When she turned 40s and still making a daily grind for her family, she started to realize how to value money. Apart from her thriving business, she got serious with her acquisition of properties, mostly not for herself but for her children.
 You may always demand better service, and make generous tips. She has worked for such a long time in the entertainment industry for the Japanese, people we know have remarkable discipline and high service standards. She shares a lot about the Japanese people and their culture.
In restaurants she dines in, it’s okay to call the attention of the attendants whenever something is not right, or you have a suggestion to make. She considers it an obligation as a customer.
She stresses, however, not to forget giving compliments as well for a satisfactory service. These compliments better come with generous tips. And you might want to ask if there is a tip sharing. That helps you decide about how much you should give.
 You want it. Then, set it as a goal, and work for it. Before she became an entertainer and successful businesswoman, she also worked many jobs. These were the small pieces of goals that she seriously worked out.
When the big door for her to work abroad finally opened, she grabbed the opportunity and took her application and trainings seriously, as in seriously.
She already got the talents in entertainment — singing and dancing — but she knew she equally needed her Japanese language and culture classes.

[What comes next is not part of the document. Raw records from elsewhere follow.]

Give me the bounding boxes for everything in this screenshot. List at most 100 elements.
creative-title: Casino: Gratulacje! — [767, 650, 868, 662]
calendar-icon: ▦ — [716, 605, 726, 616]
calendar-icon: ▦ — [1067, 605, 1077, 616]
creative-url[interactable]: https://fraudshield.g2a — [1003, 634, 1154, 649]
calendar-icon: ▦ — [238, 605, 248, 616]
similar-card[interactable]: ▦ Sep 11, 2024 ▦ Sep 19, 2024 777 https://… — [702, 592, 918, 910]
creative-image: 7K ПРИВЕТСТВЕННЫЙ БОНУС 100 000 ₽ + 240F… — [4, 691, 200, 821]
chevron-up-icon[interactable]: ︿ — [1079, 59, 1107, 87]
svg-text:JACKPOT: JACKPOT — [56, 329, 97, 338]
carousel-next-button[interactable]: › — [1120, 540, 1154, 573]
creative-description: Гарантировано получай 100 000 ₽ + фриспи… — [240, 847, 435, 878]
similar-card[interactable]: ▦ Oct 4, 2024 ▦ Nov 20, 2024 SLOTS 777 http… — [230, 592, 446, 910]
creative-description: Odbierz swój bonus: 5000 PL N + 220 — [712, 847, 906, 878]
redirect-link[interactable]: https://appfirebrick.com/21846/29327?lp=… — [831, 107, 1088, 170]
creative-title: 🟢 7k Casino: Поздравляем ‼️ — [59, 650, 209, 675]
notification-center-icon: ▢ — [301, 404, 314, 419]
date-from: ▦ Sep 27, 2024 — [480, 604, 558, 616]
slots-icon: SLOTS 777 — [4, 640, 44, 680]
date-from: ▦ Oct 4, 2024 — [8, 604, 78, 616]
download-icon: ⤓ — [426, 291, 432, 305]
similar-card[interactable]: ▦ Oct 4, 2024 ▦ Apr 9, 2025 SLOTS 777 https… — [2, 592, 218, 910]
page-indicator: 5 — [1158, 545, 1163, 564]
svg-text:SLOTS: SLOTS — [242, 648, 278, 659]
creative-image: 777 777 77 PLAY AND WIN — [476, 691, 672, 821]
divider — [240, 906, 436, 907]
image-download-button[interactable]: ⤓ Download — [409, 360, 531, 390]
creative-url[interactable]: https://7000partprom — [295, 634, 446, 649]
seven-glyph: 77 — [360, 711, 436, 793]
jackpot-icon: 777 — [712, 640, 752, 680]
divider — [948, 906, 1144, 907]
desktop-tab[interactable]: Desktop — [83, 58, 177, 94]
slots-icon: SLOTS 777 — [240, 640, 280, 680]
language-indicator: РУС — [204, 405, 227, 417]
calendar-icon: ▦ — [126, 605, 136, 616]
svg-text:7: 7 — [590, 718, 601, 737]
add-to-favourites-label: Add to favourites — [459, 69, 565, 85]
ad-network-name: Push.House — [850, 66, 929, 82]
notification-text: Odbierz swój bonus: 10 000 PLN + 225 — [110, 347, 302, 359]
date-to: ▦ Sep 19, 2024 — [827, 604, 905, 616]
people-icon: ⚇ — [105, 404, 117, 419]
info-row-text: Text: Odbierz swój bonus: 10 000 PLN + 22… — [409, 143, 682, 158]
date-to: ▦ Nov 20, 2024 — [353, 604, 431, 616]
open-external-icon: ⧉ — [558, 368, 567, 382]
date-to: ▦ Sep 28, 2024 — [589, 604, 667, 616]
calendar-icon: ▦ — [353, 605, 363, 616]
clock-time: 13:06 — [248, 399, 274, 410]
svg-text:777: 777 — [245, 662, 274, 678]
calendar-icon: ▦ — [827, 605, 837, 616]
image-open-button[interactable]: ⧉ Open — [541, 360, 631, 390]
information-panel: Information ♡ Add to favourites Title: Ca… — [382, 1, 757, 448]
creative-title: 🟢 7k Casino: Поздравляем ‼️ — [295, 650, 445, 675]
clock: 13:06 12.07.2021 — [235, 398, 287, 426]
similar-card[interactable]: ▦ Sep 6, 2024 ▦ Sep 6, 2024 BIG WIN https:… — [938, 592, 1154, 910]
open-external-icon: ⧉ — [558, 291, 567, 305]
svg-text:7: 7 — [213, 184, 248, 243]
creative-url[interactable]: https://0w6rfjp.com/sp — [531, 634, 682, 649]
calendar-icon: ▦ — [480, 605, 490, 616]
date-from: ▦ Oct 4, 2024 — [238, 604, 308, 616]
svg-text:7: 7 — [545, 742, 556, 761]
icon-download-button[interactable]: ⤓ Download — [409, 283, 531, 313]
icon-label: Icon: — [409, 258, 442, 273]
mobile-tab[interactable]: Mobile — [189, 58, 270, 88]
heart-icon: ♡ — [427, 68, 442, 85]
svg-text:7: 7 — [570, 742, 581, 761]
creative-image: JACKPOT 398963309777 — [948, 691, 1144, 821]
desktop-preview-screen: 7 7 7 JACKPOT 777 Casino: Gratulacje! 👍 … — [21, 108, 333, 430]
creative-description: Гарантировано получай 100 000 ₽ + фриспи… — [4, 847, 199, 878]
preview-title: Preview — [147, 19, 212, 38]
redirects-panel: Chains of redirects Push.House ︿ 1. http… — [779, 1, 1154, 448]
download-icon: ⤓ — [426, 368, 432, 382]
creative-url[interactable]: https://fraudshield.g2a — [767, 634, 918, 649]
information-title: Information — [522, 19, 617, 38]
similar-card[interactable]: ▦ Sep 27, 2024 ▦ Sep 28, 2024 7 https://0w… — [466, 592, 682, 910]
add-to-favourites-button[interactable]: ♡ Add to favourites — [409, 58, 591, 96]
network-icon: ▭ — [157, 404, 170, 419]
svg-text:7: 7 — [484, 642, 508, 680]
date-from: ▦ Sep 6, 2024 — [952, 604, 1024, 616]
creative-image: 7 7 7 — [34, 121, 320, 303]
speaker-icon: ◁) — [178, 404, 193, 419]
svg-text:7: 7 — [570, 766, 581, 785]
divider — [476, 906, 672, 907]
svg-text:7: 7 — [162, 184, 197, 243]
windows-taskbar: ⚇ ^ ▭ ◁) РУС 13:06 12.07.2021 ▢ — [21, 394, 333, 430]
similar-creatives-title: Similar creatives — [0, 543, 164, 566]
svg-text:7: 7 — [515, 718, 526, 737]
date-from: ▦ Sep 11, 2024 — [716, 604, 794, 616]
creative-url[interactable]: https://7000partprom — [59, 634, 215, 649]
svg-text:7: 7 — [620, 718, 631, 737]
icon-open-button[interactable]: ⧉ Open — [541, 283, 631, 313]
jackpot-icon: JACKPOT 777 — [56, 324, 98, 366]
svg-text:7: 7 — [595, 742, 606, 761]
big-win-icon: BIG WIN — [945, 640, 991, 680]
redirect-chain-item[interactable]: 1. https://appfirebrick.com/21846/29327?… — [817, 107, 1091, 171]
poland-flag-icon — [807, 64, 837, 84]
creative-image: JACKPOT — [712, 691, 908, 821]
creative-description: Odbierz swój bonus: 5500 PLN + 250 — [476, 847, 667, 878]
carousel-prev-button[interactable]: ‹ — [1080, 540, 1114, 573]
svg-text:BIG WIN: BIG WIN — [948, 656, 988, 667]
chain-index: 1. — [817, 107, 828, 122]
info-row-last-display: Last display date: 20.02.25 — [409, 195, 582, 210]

So, she had an equal dedication to learning them all.
 If you have a business, you need a hands-on approach to managing it. Her line of business is construction, a field dominated by men, but she has developed the necessary skills to manage it and keep it thriving. She drafts the initial plans by herself during consultations with clients, and completes them via outsourced architectural and engineering services.
On construction days of concrete foundation for the ongoing projects, she normally skips her classes and ensures that concrete mix and other materials are at par with the standards and engineering plans. She needs a close supervision for she cannot afford to have the sub-standards.
 You can always have it as pure business, but friendship built in it makes a big difference. She considers her clients as friends. On the bigger side, there goes business, but on the other side, she keeps a lasting friendship through connection and communication even after the completion of the projects. She takes it seriously. She invests in it.
Her years of experience in the construction industry have brought her concrete definitions, not just of quality service, but also of trust. She would share about her long-term clients whom she believes have long been indebted to her for generous loans and trust she once willingly gave out.
 You cannot afford having the worst headache. Make every aspect of your business legal and ethical. She knows really well the legalities of her business operations, from permits to contracts and employees salaries. She gets hands-on approach to all of these. On weekends, she will tell you that she’s a bit busy managing the week’s payroll of his employees, or in December, the 13th month pay.
She also shares about her experience winning a bid for a government project which she told herself would be the first and last because of too much bureaucracy and red tapes. She rather focuses on contracts with private individuals, even on smaller scale construction projects.
More than the fancy car she drives or the high-end restaurants she dines in, Tita Annabel’s real success reflects on her always-positive aura and generous stories of struggles and life lessons that every young soul will surely love listening to. “Blessed more are the humble and the generous,” she would normally say.